Dear @duygucelikertugrul,
Thank you for your submission. The review will be executed as a two stage process:
First, you will have to pass OBO NOR Dashboard. Pass means that no check apart from Users and Versioning may be red.
After you have successfully passed the Dashboard you will be assigned an OBO Operations committee member to review the ontology. The assigned reviewer is to be considered the final arbiter of requirements; look to that reviewer's guidance regarding which suggestions made by other reviewers must be done, which suggestions are simply good to do but not required, and which should not be done.
Usually, the review will result in an opportunity for you to improve the ontology. When the reviewer believes the ontology is ready for presentation to the OBO Operations Committee, they will present your ontology during an OBO Operations Call. This gives other members of the committee the opportunity to assess your work.
When a decision is reached by the committee you will be informed here on the issue tracker. The process can take any number of weeks or months, depending on the case at hand.
Please let us know about any reasons you might have for increased urgency.

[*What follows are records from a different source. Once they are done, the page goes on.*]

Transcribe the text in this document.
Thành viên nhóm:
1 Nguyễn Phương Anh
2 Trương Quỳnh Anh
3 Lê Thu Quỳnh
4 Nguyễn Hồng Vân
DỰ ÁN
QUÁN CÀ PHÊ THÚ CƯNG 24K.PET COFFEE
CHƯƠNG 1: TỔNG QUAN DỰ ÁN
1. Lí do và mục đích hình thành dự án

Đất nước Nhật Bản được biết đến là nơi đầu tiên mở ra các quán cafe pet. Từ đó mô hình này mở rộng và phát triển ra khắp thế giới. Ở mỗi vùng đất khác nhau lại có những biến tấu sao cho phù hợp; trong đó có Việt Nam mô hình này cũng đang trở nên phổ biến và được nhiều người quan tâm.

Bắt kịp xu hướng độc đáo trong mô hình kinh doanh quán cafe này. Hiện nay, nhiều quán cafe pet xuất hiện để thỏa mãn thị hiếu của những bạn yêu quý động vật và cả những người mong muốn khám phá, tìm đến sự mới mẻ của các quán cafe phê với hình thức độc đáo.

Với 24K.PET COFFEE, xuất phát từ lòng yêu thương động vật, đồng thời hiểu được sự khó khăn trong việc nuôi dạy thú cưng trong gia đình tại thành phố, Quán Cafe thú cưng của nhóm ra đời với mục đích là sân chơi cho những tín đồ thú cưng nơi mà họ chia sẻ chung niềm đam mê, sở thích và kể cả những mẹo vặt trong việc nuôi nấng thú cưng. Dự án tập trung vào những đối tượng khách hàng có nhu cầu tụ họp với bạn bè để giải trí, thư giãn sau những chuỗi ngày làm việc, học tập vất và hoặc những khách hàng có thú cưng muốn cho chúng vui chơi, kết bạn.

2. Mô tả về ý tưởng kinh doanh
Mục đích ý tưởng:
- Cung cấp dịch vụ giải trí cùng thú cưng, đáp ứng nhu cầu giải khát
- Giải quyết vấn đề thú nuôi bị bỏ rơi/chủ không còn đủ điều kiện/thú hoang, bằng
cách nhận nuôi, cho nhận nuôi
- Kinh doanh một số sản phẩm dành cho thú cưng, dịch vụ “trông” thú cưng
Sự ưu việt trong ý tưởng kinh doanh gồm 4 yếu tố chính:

You will be informed once your ontology is loaded in the OBO NOR Dashboard.
Good luck!
While this is not the official review, we wanted to point out that there seem to be significant issues with how the ontology is designed. Please check the pre-registration checklist carefully, and make sure that you have understood and implemented these.
In my opinion OTO is not an ontology - It is technically in OWL format, but it comprises mostly a huge ABox:
There is a tiny bit of RBox modelling, but zero TBox, most axiomatisation is in the form of SWRL rules, which is not compatible with any OBO ontology.
You also check all your checkboxes above, but a few are totally wrong, like
No identifier in OTO is designed according to OBO standards.
No small attempt was made to reuse RO relations.
I think this ontology is too far out of scope. @duygucelikertugrul please feel free to argue against me, I am happy to be wrong!
To add to the above, there appear to be no definitions (violation of Principle 6), and the term names violate OBO standards against capitalization (for example, Parent), camel case (for example, MomSuggestions), and use of underscores (for example, Risk_Factor), all of which violate Principle 12.
@duygucelikertugrul
Your ontology is available on the dashboard.
As indicated by the dashboard and previous comments, several issues must be addressed before this ontology can be considered a candidate for the OBO Foundry.
@duygucelikertugrul please feel free to respond to our comments - we will close this request on the 10th of December, but you should always feel free to reopen the request or submit a new one! Thank you for your submission.